Question

In the circuit diagram of Zener diode as shown in figure, when the value of \[{V_0}\] is \[8\] volt, the current through the Zener diode is \[{i_1}\] and when \[{V_0}\] is \[16\] volt, the corresponding current is \[{i_2}\] . Find the value of ( \[{i_1} - {i_2}\] ). Zener breakdown voltage \[{V_2}\] equals \[6\,{\text{V}}\] .

A. Zero
B. \[5.0\,{\text{mA}}\]
C. \[1.5\,{\text{mA}}\]
D. \[8\,{\text{mA}}\]

Answer 1

Hint: First of all, we will draw the circuit for the two cases. One is for \[8\] volt and the other is for \[16\] volt. After that we will use Ohm’s law to find the current flowing through the load followed by Zener diode for the two cases. Lastly, we subtract the magnitudes of currents as directed.

Formula used:
Ohm’s law is given as:
\[i = \dfrac{V}{R}\] …… (1)
Where,
\[i\] indicates the current.
\[V\] indicates voltage.
\[R\] indicates resistance.

Complete step by step answer:
In the given question, we are supplied with the following data:
A Zener diode is connected as shown in the figure in the question.The current through the Zener diode is \[{i_1}\] when the value of \[{V_0}\] is \[8\] volt.Again, the current through the Zener diode is \[{i_2}\] when the value of \[{V_0}\] is \[16\] volt. We are asked to find the value of the current ( \[{i_1} - {i_2}\] ).We are also given that Zener breakdown voltage \[{V_2}\] equals \[6\,{\text{V}}\] .

To begin with, we will draw the diagrams. For the first case, for the voltage of \[8\] volt and we will try to find out the value of \[{i_1}\] .

There is a property of Zener breakdown, for which the voltage across the Zener diode will be \[6\] volt. The current flowing through the Zener diode is \[I - i\] . The current flowing through the \[4\,{\text{k}}\Omega \] is \[i\] .Now, the current through the \[4\,{\text{k}}\Omega \] is:
$i = \dfrac{6}{{4 \times {{10}^3}}} \\
\Rightarrow i = 1.5 \times {10^{ - 3}}\,{\text{A}} \\
\Rightarrow i = 1.5\,{\text{mA}} \\$
The voltage across the \[1\,{\text{k}}\Omega \] resistor is:
$\left( {8 - 6} \right)\,{\text{V}} \\
\Rightarrow 2\,{\text{V}} \\$
So, the current flowing through the \[1\,{\text{k}}\Omega \] resistor is:
$I = \dfrac{2}{{1 \times {{10}^3}}} \\
\Rightarrow i = 2 \times {10^{ - 3}}\,{\text{A}} \\
\Rightarrow i = 2\,{\text{mA}} \\$
So,
${i_1} = I - i \\
\Rightarrow {i_1} = 2 - 1.5 \\
\Rightarrow {i_1} = 0.5\,{\text{mA}}$

For the second case,
For the voltage of \[16\] volt and we will try to find out the value of \[{i_2}\] .

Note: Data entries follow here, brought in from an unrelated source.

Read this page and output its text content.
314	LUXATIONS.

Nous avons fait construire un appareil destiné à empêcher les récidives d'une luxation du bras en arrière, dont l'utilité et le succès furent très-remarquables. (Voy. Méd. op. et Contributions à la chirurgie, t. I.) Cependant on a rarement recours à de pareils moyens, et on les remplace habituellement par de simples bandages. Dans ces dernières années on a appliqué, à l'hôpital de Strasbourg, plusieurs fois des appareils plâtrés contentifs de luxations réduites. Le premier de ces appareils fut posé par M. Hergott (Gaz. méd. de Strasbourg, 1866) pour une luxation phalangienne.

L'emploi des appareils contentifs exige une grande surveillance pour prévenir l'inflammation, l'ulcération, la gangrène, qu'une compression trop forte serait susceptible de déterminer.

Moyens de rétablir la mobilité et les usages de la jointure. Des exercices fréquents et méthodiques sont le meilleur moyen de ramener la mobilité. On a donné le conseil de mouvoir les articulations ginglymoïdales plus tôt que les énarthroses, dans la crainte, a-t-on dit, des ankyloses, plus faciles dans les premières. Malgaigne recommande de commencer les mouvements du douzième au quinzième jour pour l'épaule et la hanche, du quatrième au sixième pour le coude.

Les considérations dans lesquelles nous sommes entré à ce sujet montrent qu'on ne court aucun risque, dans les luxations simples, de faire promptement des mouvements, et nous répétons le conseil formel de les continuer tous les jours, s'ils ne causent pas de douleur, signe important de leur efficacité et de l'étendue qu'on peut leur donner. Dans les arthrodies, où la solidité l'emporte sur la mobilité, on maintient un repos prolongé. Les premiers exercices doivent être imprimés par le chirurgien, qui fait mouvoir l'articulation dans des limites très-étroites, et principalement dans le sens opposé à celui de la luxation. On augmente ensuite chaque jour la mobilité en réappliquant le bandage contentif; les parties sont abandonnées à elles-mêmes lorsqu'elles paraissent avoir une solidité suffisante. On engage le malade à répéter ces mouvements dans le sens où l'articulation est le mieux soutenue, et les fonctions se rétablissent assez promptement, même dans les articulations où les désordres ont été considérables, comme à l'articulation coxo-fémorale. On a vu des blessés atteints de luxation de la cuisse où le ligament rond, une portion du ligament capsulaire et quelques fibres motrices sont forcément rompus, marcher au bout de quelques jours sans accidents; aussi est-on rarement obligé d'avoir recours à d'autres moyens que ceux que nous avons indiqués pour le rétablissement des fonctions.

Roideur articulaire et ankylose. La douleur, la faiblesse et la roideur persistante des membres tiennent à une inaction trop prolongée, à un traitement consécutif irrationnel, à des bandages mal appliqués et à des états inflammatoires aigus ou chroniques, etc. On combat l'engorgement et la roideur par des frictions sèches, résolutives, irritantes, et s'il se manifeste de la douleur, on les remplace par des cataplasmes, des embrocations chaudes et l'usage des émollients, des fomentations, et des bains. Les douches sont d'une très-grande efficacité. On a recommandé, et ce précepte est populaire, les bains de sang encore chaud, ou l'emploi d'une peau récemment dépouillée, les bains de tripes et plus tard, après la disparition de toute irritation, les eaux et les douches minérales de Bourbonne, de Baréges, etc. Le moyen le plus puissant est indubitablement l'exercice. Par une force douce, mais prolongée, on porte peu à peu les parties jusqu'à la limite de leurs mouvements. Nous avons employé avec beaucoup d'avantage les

The current through the \[4\,{\text{k}}\Omega \] resistor will remain the same which is \[1.5\,{\text{mA}}\] .The voltage across the \[1\,{\text{k}}\Omega \] resistor is:
$\left( {16 - 6} \right)\,{\text{V}} \\
\Rightarrow 10\,{\text{V}} \\$
So, the current flowing through the \[1\,{\text{k}}\Omega \] resistor is:
$I = \dfrac{{10}}{{1 \times {{10}^3}}} \\
\Rightarrow i = 10 \times {10^{ - 3}}\,{\text{A}} \\
\Rightarrow i = 10\,{\text{mA}} \\$
So,
${i_2} = I - i \\
\Rightarrow {i_2} = 10 - 1.5 \\
\Rightarrow {i_2} = 8.5\,{\text{mA}} \\$
Now, we can find the difference of the currents for the two different voltages.
${i_2} - {i_1} \\
\Rightarrow 8.5 - 0.5 \\
\therefore 8\,{\text{mA}} $
Hence, the answer is \[8\,{\text{mA}}\] .

The correct option is D.

Note:While solving the problem, we should remember that the breakdown voltage of an insulator is the minimal voltage that allows a component of an insulator to become electrically conductive. The breakdown voltage is the minimum reverse voltage for diodes that lets the diode conduct in reverse appreciably. In this problem, most of the students fail to assign the voltage of \[{\text{6}}\] volts to the Zener diode. It is because the Zener breakdown occurs at \[{\text{6}}\] volts.